Surviving the devastating Haiti earthquake in 2010 put things in perspective for Dieuveny “DJ” Jean Louis. A live music event planner at the time, Louis had returned to his native Haiti from Miami to plan a benefit concert. He checked into the Hotel Montana in Port-au-Prince, dropped off his bags, and ventured out to grab some lunch. When the earthquake hit, the hotel collapsed, killing more than 50 people.
“I look at my life as a blessing,” Louis says. “I’m here today because I was given a second chance.”
Today, Louis is the founder and CEO of Toast Distillers, which he launched in 2015. Toast’s core products are premium and well liquors, but that’s just one aspect of the business.The Miami-based company’s philanthropic arm, Toast First Response, donates supplies to the frontlines in the wake of natural disasters. When the Covid-19 pandemic reached the U.S. in March, Toast quickly pivoted to begin producing hand sanitizers, shipping its first pallets by March 25.
After receiving a flurry of inbound interest, the company put the sanitizer operation into high gear.It sold to retailers and to the states of Florida and South Carolina and donated to the Army, Navy, University of Miami, and Boys & Girls Clubs in Miami-Dade County. In all, the company has produced and shipped more than 500,000 gallons of sanitizer, about 50,000 gallons of which was donated.

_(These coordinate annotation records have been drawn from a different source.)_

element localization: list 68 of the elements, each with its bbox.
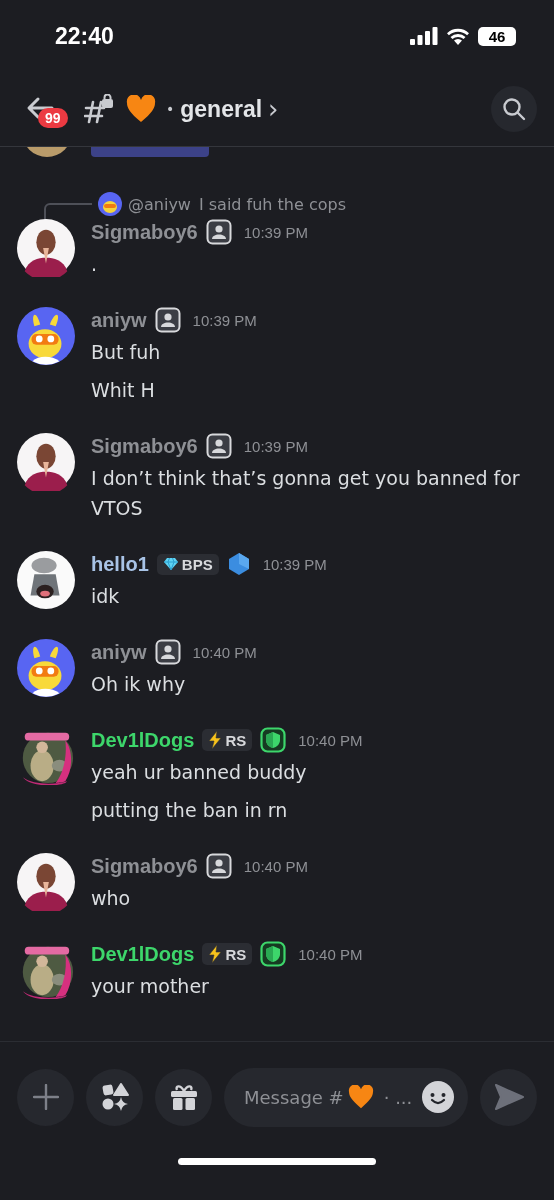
avatar[interactable] — [17, 433, 75, 491]
wifi-icon — [446, 27, 470, 45]
unread-badge: 99 — [38, 108, 68, 128]
message-text: Whit H — [91, 378, 156, 403]
hexagon-icon — [226, 552, 251, 576]
reply-avatar — [98, 192, 122, 216]
username[interactable]: Dev1lDogs — [91, 942, 195, 966]
username[interactable]: Dev1lDogs — [91, 728, 195, 752]
message-text: Oh ik why — [91, 672, 187, 697]
message-text: putting the ban in rn — [91, 798, 289, 823]
timestamp: 10:39 PM — [243, 223, 308, 241]
username[interactable]: aniyw — [91, 308, 147, 332]
timestamp: 10:40 PM — [298, 731, 363, 749]
guild-tag[interactable]: RS — [202, 729, 253, 751]
message-text: yeah ur banned buddy — [91, 760, 308, 785]
reply-author[interactable]: @aniyw — [128, 194, 191, 214]
plus-icon — [32, 1084, 59, 1110]
timestamp: 10:39 PM — [243, 437, 308, 455]
person-badge-icon — [154, 639, 181, 665]
heart-icon — [347, 1085, 374, 1109]
lightning-icon — [208, 945, 223, 963]
reply-text: I said fuh the cops — [198, 194, 346, 214]
timestamp: 10:40 PM — [192, 643, 257, 661]
chevron-icon[interactable]: › — [268, 96, 279, 122]
shield-icon — [260, 941, 287, 967]
locked-channel-icon — [84, 94, 114, 124]
person-badge-icon — [205, 219, 232, 245]
avatar[interactable] — [17, 639, 75, 697]
message-text: your mother — [91, 974, 210, 999]
heart-icon — [126, 95, 156, 123]
guild-tag[interactable]: BPS — [156, 553, 219, 575]
person-badge-icon — [205, 853, 232, 879]
message-text: I don’t think that’s gonna get you banned for VTOS — [91, 466, 521, 521]
timestamp: 10:39 PM — [192, 311, 257, 329]
smiley-icon[interactable] — [422, 1081, 454, 1113]
avatar[interactable] — [17, 219, 75, 277]
shapes-icon — [100, 1083, 129, 1111]
battery-icon: 46 — [478, 26, 516, 46]
gem-icon — [162, 557, 179, 571]
search-icon — [502, 97, 526, 121]
message-text: But fuh — [91, 340, 162, 365]
username[interactable]: aniyw — [91, 640, 147, 664]
guild-tag[interactable]: RS — [202, 943, 253, 965]
avatar[interactable] — [17, 853, 75, 911]
avatar[interactable] — [17, 551, 75, 609]
avatar[interactable] — [17, 307, 75, 365]
gift-icon — [169, 1083, 198, 1111]
separator-dot: • — [166, 101, 175, 117]
message-text: who — [91, 886, 132, 911]
username[interactable]: hello1 — [91, 552, 149, 576]
status-time: 22:40 — [55, 22, 114, 50]
message-text: idk — [91, 584, 121, 609]
search-button[interactable] — [491, 86, 537, 132]
timestamp: 10:40 PM — [298, 945, 363, 963]
timestamp: 10:39 PM — [262, 555, 327, 573]
shield-icon — [260, 727, 287, 753]
timestamp: 10:40 PM — [243, 857, 308, 875]
username[interactable]: Sigmaboy6 — [91, 854, 198, 878]
message-field[interactable]: Message # · ... — [224, 1067, 468, 1127]
lightning-icon — [208, 731, 223, 749]
username[interactable]: Sigmaboy6 — [91, 434, 198, 458]
person-badge-icon — [205, 433, 232, 459]
channel-name[interactable]: general — [180, 95, 263, 123]
message-text: . — [91, 252, 99, 277]
person-badge-icon — [154, 307, 181, 333]
send-icon — [493, 1084, 524, 1110]
username[interactable]: Sigmaboy6 — [91, 220, 198, 244]
signal-icon — [410, 27, 438, 45]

Louis’s career as an entrepreneur can be traced back to his love of music, specifically the guitar. After he immigrated to Florida from Haiti at age 10, his musical talents drew him to the Miami nightlife scene, which led to his organizing a modestly sized concert meant to benefit Caribbean communities. Within a few years, it grew to become the Starfest Music Festival, a massive multi-day event highlighting the hip-hop, jazz, and reggae.Louis was able to make the events free by attracting sponsors and used the leftover proceeds to rehabilitate hospitals, orphanages, and other facilities throughout the Caribbean.
In the weeks leading up to the earthquake,Starfest drew more than 500,000 attendees across multiple locations, capped by a headlining act of Rick Ross in Haiti.
After the disaster, in which more than 200,000 people died,Louis remained in Haiti for several weeks to help with recovery efforts. He says the experience made him think long and hard about his next steps. Having worked some of Miami’s most exclusive clubs, he had always dreamed of launching a premium liquor brand. One day, he asked his lawyer to find out whether the name Toast was trademarked. To their surprise, it wasn’t. “I always say, every day above ground is a good day to toast,” Louis says. “So I knew I had to do it.”
Just four years after Louis leveraged his connections to get the company’s products into bars and restaurants in South Beach and beyond, Toast acquired the Miami Distilling Company, maker of Pitbull’s Voli 305 vodka. When COVID hit earlier this year and hand sanitizer began disappearing from shelves across the country, Louis knew that being an alcohol manufacturer with its own facilities put his company in a position to help. He transitioned Toast’s operations with help from a local business, Cosmetic Corporation of America, and partnered with a nearby bottling plant. The company quickly began manufacturing sanitizing gels, sprays, and lotions under the name EZ Hand Sanitizer, which it continues to make today.
Springing into action to help communities in crisis is nothing new for Toast. After Hurricane Irma struck Florida in 2017 and Hurricane Dorian hit the Bahamas last year, the company brought truckloads of food, water, diapers, and other essential supplies to the impacted areas.
“Everybody in our organization understands the roots of this company,” Louis says. “So whenever we call on everyone, they jump on board to help with the social good side. It’s part of our DNA. If we can donate and give back, we don’t even think twice about it, we go all out. And when we’re needed on the frontlines, that’s what we do. We show up.”